Les services publics sont délaissés. Comme celui de la santé. Selon l’OMS, le secteur de la santé en Guinée Bissau est financé à moins de 8% par l’État. Le reste vient des partenaires extérieurs, et des patients. « Pour travailler ici à l’hôpital, il faut du courage ! On manque de matériel, pour les accouchements… On n’a même plus de formulaires pour les patientes qui viennent s’inscrire, parce qu’on n’a pas d’imprimante ! Et on a un an de salaire en retard ! On a fait la grève un mois, le gouvernement a promis de nous payer. Sans salaire, on ne peut pas vivre ! »

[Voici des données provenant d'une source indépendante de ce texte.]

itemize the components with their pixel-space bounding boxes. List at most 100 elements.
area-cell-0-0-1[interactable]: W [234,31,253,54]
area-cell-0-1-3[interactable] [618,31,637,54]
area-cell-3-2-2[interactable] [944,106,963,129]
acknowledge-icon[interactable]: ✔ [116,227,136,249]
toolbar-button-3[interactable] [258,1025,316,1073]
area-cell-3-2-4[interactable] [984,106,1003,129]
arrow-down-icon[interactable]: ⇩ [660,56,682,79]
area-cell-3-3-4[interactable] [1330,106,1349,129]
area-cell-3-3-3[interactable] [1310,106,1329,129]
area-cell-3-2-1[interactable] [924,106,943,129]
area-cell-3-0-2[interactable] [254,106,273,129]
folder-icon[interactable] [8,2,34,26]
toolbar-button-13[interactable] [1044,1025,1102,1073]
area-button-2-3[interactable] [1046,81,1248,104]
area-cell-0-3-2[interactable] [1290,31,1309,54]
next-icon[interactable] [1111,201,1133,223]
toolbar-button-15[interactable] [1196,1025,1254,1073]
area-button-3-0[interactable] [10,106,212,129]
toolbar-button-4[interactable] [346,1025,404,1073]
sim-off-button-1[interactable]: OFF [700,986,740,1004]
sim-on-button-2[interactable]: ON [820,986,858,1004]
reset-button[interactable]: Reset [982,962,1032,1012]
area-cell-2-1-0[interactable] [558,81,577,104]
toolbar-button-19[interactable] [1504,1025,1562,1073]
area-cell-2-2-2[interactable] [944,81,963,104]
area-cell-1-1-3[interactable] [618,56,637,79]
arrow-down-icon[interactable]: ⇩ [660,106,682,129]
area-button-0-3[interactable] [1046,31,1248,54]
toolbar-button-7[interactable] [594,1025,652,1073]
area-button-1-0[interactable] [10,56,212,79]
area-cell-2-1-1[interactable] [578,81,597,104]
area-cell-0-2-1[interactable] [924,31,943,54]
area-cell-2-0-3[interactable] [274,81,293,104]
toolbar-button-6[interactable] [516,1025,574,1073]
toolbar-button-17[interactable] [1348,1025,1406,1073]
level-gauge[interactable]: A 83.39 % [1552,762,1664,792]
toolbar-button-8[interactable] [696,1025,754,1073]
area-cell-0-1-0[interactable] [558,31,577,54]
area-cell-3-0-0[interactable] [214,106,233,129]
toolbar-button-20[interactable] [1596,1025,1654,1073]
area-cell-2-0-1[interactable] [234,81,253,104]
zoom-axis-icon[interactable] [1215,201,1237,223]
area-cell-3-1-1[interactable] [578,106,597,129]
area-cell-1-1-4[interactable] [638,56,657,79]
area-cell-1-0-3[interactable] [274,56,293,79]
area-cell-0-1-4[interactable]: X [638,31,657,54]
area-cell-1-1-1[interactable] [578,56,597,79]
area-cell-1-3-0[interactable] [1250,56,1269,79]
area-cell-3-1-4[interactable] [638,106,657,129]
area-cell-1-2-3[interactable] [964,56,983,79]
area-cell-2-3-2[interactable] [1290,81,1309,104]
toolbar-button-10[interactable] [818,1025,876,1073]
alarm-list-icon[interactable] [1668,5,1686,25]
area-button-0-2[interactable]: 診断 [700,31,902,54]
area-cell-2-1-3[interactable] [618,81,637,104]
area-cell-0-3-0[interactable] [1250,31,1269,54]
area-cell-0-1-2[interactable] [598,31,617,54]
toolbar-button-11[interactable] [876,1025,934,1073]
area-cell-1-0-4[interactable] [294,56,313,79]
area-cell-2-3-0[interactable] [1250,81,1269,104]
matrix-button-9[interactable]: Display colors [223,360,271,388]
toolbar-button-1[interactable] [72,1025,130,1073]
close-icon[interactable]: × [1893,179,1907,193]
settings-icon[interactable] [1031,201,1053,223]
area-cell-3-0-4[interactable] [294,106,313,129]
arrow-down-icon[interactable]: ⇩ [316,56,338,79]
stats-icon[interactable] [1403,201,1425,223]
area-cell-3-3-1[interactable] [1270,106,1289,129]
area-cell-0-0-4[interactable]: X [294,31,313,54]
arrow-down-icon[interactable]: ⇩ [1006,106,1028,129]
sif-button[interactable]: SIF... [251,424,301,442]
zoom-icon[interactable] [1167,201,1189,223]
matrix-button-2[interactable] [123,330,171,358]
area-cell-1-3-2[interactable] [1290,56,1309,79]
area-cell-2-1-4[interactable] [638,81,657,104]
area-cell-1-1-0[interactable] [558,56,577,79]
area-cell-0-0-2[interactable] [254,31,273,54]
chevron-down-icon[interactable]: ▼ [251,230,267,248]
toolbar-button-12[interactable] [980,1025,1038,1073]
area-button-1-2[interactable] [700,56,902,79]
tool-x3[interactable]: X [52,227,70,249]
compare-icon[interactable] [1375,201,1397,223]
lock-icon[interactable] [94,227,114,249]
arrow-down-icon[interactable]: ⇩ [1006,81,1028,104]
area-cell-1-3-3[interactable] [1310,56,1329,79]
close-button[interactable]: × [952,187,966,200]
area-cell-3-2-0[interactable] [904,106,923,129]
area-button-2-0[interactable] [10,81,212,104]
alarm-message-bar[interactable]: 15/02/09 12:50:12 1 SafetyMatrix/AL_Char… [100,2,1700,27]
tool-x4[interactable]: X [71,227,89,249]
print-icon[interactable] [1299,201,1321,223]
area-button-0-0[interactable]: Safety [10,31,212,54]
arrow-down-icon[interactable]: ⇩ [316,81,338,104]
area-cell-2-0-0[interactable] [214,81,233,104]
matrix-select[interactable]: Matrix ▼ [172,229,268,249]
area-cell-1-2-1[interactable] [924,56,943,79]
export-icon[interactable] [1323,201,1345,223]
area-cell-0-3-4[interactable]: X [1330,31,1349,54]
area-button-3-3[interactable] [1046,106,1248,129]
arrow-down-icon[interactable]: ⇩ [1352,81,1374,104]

Ce n’est pas facile, les médicaments sont trop chers. Moi j’ai pris pas mal de médicaments pendant ma grossesse, je continue d’ailleurs, et c’est mon mari qui doit payer

Reportage à la maternité de l’hôpital public Simao-Mendès, le principal du pays
23-11-2019 – Par Charlotte Idrac

Maternité de l’hôpital Simao-Mendes de Bissau. © Charlotte Idrac/RFI

Le risque du retour au blocage

Ce scrutin est entouré d’incertitudes : va-t-il mettre fin aux crises qui divisent la classe politique depuis 2015 ? Tout dépendra de l’issue du premier tour, estime Maurice Paulin Toupane, chercheur à l’Institut d’études et de sécurité. « En théorie, ces élections pourraient mettre fin à la crise de 2015 parce qu’elles permettront d’élire un président légitime et de mettre en place un gouvernement légitime. Si le PAIGC remporte ces élections, il y aura moins de risque d’instabilité parce qu’il s’agira tout simplement de consolider le pouvoir politique. Le risque se situe surtout dans le deuxième scénario où le PAIGC perdrait les élections et avec un président de la République issu d’une autre formation politique. On se retrouverait dans la même situation que 2015 où il y avait une instabilité gouvernementale et ça constituerait aussi un blocage par rapport aux réformes institutionnelles prévues de longue date et qui devraient normalement être mises en oeuvre après les élections. »

Après les législatives du mois de mars, la mission du futur président sera donc avant tout de rétablir le dialogue entre les forces politiques, et l’équilibre des pouvoirs entre le président et le Premier ministre. Si aucun candidat n’obtient 50% des voix ce dimanche, un second tour est prévu le 29 décembre.